In situ immobilization of isolated Pd single-atoms on graphene by employing amino-functionalized rigid molecules and their prominent catalytic performance

Abstract

Downsizing the costly noble metals to the single-atomic level has attracted extensive attention due to the maximum atom efficiency, low coordination, and sufficient exposure of isolated active metal centers.
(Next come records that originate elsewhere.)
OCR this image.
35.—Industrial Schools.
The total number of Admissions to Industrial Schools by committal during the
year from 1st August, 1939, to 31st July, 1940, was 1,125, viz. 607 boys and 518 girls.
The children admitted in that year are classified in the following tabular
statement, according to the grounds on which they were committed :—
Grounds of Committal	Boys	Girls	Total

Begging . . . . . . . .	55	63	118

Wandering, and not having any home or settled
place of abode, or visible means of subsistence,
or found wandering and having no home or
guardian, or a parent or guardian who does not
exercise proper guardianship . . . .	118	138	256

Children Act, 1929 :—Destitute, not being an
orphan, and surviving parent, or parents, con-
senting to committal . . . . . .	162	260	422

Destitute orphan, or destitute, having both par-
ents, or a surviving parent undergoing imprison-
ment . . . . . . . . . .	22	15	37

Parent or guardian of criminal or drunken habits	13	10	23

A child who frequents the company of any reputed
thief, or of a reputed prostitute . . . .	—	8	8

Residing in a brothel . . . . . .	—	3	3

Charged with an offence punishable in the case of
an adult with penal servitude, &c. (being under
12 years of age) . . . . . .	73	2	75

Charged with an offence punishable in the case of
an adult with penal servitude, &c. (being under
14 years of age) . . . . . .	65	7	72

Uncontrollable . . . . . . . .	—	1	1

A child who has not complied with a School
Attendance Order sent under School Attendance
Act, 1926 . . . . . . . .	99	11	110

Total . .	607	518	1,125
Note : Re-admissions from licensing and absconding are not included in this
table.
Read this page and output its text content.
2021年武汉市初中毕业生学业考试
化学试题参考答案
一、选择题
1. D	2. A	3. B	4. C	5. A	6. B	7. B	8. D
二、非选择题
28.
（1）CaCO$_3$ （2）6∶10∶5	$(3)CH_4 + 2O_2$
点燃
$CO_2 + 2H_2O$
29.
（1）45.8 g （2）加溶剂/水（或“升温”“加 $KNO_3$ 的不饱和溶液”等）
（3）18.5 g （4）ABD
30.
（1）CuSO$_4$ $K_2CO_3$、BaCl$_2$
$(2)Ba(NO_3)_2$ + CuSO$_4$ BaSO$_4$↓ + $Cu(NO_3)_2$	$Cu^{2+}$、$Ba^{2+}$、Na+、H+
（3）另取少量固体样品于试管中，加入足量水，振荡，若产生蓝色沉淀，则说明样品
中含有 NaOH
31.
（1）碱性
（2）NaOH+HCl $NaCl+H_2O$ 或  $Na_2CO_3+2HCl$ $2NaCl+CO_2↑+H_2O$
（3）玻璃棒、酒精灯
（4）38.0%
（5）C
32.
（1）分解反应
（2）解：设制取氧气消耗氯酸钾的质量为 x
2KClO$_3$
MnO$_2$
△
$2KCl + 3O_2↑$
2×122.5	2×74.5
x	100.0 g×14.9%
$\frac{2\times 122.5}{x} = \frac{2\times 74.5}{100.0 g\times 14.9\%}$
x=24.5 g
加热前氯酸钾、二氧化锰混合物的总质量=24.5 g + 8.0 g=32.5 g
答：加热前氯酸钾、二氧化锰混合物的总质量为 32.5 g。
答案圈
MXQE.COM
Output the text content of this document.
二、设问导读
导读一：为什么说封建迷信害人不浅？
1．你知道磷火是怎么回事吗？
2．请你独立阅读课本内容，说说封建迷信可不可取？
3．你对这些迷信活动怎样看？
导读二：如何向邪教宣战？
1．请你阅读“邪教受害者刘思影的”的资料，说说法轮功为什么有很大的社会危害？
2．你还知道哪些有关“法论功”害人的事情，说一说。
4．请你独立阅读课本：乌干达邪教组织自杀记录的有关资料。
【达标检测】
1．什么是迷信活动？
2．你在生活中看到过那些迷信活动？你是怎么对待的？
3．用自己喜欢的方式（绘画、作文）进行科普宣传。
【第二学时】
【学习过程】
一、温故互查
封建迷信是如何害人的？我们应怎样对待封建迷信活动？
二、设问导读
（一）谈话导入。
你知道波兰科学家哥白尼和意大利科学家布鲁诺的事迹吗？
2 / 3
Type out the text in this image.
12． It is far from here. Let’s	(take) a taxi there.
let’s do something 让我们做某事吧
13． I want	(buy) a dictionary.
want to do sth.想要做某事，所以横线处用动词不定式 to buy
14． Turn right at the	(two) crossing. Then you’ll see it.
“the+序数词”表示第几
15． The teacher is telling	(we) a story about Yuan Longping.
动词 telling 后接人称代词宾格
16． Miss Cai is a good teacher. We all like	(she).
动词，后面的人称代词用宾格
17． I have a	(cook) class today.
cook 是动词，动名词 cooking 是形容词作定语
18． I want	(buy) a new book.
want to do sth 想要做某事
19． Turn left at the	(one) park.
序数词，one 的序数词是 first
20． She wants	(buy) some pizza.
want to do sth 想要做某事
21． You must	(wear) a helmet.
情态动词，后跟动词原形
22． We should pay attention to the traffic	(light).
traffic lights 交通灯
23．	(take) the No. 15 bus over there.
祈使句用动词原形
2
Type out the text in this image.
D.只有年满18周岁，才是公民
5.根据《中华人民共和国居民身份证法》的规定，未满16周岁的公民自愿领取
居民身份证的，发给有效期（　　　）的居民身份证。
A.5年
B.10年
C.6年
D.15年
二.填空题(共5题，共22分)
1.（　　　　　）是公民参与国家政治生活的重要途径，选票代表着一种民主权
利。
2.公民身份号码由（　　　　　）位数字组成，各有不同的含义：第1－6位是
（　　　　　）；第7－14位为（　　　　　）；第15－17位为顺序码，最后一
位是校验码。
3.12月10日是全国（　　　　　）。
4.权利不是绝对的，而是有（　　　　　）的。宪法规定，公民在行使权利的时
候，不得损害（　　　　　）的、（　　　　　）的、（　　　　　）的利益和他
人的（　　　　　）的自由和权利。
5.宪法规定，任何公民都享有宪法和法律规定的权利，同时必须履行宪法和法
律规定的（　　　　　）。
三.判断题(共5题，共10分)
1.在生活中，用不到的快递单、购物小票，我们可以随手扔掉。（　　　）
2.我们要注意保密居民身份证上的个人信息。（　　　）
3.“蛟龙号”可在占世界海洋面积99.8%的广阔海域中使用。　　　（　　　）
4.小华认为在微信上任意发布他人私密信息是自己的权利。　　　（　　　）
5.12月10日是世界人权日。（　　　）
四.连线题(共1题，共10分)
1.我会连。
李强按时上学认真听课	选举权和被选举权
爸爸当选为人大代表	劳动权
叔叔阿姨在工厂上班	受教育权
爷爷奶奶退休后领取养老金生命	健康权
Herein, with a focus on the functionalization of the palladium phthalocyanines with four aminophenoxy groups at the periphery of the benzene ring (PdPc-TAP), we successfully anchored the isolated Pd single atoms onto graphene (Pd ISAs/GNS) via the in situ immobilization and pyrolysis of PdPc-TAP. The omni bearing imprisonment of the Pd sites (XY-axis stabilized by the planar macrocyclic Pc and Z-axis anchored from the interactions between the claw-like tetra-amino groups and GO) is the key factor for the formation of Pd ISAs/GNS. The model hydrogenation reaction and density functional theory calculation revealed that the demonstrated catalytic activity of Pd ISAs/GNS was 21.3 times higher than that of the Pd/C, which is attributed to the near-zero adsorption of active H* species on Pd ISAs/GNS that can accelerate the preferential migration of dissociative H* species to the target molecule. This work not only highlights the synthesis and application of the noble metal-based single-atom catalyst, but also provides a versatile strategy for the construction of single-atom catalysts from the viewpoint of substituent-modified rigid molecules.